As for Richard, he contracted meningitis while on Vancouver Island and died in 1901 just 11 days after his 55th birthday -- even though his tombstone erroneously states he had died at 54.

"It's colorful stories like this that make what we do so worthwhile," the Society said. "We are honored that we could contribute."

A whirlwind week

Armed with all this new knowledge of the Palmer family, the Scare Productions group had a very special July 30th remembrance Sunday by celebrating Palmer's headstone being returned to its rightful place.

"And the first time his family congregated at his grave site and looked at this headstone in at least 30 years," Mitchell said. "It was exciting. There was jubilance. There was closure, for us and him."

"For years, I've stood over Richard's stone and believed that maybe his family had forgotten about him," added Robert Buchta with Scare Productions. "It makes me very, very happy to find his resting place and a family that is still honoring him- as we are too."

"This week has just been a whirlwind," said Christina Hendricks with Scare Productions. "Crazy how I feel like I know this man and his family."

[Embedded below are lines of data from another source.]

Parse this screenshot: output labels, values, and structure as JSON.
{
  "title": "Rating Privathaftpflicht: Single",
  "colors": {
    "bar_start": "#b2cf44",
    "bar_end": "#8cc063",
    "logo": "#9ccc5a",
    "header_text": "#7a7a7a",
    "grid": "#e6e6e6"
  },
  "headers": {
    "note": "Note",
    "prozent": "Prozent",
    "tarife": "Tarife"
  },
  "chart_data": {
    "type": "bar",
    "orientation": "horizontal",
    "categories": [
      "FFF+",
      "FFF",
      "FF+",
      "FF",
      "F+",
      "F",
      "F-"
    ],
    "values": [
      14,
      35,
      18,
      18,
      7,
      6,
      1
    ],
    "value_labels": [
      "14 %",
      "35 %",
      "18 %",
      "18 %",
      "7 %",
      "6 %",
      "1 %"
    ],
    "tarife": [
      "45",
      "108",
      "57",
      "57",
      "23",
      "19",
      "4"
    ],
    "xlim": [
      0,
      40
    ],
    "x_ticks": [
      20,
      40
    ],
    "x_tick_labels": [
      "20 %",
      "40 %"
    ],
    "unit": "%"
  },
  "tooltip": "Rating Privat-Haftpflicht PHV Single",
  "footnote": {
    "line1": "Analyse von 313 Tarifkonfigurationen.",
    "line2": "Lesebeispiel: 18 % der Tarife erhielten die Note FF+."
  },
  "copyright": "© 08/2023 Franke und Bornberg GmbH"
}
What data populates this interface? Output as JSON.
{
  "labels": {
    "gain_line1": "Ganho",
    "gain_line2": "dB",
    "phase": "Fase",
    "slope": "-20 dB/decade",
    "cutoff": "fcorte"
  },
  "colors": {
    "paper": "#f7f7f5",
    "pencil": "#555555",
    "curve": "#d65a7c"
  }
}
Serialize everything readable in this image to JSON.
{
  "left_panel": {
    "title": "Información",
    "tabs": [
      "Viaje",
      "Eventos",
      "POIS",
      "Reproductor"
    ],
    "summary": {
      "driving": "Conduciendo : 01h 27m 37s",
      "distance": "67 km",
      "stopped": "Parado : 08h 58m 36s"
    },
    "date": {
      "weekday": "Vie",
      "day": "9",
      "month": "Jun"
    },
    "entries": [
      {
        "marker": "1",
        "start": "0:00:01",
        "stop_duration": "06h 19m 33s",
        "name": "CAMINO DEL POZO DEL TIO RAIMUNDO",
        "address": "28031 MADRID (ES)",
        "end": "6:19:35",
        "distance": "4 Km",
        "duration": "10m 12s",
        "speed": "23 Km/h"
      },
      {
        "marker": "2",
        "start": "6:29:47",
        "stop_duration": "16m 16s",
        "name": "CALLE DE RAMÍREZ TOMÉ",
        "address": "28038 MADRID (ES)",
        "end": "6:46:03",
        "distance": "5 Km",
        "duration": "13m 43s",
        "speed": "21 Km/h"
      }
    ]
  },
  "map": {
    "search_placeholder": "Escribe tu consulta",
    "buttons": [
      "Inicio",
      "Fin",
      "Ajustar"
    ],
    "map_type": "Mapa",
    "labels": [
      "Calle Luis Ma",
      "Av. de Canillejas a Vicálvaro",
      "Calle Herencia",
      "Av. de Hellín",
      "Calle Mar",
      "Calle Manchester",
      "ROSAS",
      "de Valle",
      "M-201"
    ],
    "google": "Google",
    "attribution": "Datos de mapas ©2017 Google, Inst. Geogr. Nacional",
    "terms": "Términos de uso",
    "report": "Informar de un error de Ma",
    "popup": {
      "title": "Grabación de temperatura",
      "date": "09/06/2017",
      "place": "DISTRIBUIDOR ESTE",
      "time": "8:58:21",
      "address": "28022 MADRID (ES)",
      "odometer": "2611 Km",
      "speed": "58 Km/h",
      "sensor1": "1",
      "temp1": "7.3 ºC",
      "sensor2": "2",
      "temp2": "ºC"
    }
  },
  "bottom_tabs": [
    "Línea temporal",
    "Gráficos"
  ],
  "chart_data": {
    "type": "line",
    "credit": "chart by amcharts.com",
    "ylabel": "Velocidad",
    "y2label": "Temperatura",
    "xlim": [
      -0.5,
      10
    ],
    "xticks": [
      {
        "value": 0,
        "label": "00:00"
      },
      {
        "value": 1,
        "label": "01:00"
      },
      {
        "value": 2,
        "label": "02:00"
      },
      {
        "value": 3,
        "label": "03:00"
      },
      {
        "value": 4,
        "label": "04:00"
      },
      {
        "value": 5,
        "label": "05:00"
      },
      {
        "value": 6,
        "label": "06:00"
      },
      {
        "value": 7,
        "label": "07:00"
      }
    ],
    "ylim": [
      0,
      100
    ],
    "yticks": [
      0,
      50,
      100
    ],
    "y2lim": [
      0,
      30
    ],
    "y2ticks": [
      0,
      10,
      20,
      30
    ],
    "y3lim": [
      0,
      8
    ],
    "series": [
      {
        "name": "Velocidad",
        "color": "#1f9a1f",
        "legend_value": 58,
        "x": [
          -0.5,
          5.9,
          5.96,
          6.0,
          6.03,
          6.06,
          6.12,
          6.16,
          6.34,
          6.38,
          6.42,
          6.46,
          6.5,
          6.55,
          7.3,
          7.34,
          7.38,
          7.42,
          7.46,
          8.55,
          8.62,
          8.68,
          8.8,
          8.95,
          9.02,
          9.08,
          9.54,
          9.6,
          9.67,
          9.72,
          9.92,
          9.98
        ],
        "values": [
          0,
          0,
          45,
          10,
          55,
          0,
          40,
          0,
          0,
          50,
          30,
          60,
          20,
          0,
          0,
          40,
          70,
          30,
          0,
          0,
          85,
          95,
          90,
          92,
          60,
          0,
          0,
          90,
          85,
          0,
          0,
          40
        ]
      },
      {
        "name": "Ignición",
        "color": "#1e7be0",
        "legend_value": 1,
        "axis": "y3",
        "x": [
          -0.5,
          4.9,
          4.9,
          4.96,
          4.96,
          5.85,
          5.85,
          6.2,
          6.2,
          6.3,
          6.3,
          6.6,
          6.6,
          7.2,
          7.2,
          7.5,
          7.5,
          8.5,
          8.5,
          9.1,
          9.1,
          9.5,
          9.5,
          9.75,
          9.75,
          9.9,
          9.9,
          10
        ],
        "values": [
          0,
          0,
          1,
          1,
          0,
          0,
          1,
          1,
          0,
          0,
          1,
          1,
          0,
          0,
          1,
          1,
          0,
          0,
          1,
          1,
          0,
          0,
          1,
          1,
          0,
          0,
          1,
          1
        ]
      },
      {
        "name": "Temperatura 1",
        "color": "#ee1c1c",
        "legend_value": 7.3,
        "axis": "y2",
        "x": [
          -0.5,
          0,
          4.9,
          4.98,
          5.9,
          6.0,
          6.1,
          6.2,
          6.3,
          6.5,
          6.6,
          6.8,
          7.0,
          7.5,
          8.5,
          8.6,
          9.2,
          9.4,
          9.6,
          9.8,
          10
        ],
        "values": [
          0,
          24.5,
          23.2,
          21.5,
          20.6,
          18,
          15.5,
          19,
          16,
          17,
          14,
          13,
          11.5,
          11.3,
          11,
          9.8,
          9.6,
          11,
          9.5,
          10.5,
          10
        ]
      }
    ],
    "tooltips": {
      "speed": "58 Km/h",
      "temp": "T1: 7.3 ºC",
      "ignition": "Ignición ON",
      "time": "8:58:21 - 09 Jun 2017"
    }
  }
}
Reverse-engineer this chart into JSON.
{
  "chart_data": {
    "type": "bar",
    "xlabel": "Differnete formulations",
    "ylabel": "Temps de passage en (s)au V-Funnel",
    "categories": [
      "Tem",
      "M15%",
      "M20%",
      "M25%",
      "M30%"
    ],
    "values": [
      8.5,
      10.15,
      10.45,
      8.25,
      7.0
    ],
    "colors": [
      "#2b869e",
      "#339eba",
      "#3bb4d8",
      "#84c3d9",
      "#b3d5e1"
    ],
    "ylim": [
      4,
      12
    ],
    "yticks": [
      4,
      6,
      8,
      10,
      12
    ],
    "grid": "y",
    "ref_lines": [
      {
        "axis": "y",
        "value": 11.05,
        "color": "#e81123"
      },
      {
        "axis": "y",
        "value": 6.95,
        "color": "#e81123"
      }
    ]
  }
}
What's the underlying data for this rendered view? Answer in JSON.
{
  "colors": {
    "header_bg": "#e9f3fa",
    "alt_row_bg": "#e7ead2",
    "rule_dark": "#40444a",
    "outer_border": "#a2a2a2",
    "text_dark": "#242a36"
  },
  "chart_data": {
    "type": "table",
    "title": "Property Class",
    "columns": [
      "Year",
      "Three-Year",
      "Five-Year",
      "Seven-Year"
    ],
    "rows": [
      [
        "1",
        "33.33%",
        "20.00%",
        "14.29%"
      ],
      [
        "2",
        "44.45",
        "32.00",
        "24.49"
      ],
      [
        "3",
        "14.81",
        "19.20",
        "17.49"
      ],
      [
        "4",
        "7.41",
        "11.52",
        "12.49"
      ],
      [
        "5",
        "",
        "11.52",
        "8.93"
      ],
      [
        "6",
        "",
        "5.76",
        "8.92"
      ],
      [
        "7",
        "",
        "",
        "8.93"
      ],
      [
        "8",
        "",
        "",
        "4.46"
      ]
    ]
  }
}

Mitchell and his crew also discovered that Richard Palmer wasn't the only one in his family with missing headstones. Both his wife Kitty and daughter Pearl's grave sites had been unmarked at some point. And although his wife's was replaced in 1978, his daughter Pearl's remains unmarked.

Scare Productions is hoping to change that. Lake View Cemetery has offered the group a discounted price to purchase one for her and they are starting a fund raiser to reach the goal.

Mitchell says the entire process has brought joy, delight, excitement, "and a strong sense of the power of the unseen that aligned the circumstances to work so effortlessly that it felt like from the moment we discovered that he didn’t have a stone at his grave to the moment we poured whiskey on it on Sunday, that one event pulled the next one towards it. It was hard to keep up," he says. "I think it’ll take me a little while to process the events of the last few days and I assure you the Legend of Richard Palmer will be told to our kids, and our kids’ kids.

"Turns out Richard Palmer was a good man, a hard worker, a servant to his country, and that his good deeds are still being talked about, celebrated, and written about 116 years after his death. How many can say that?"

Editor's Note: The original story has been corrected to show the headstone was discovered in 1987, not 1996.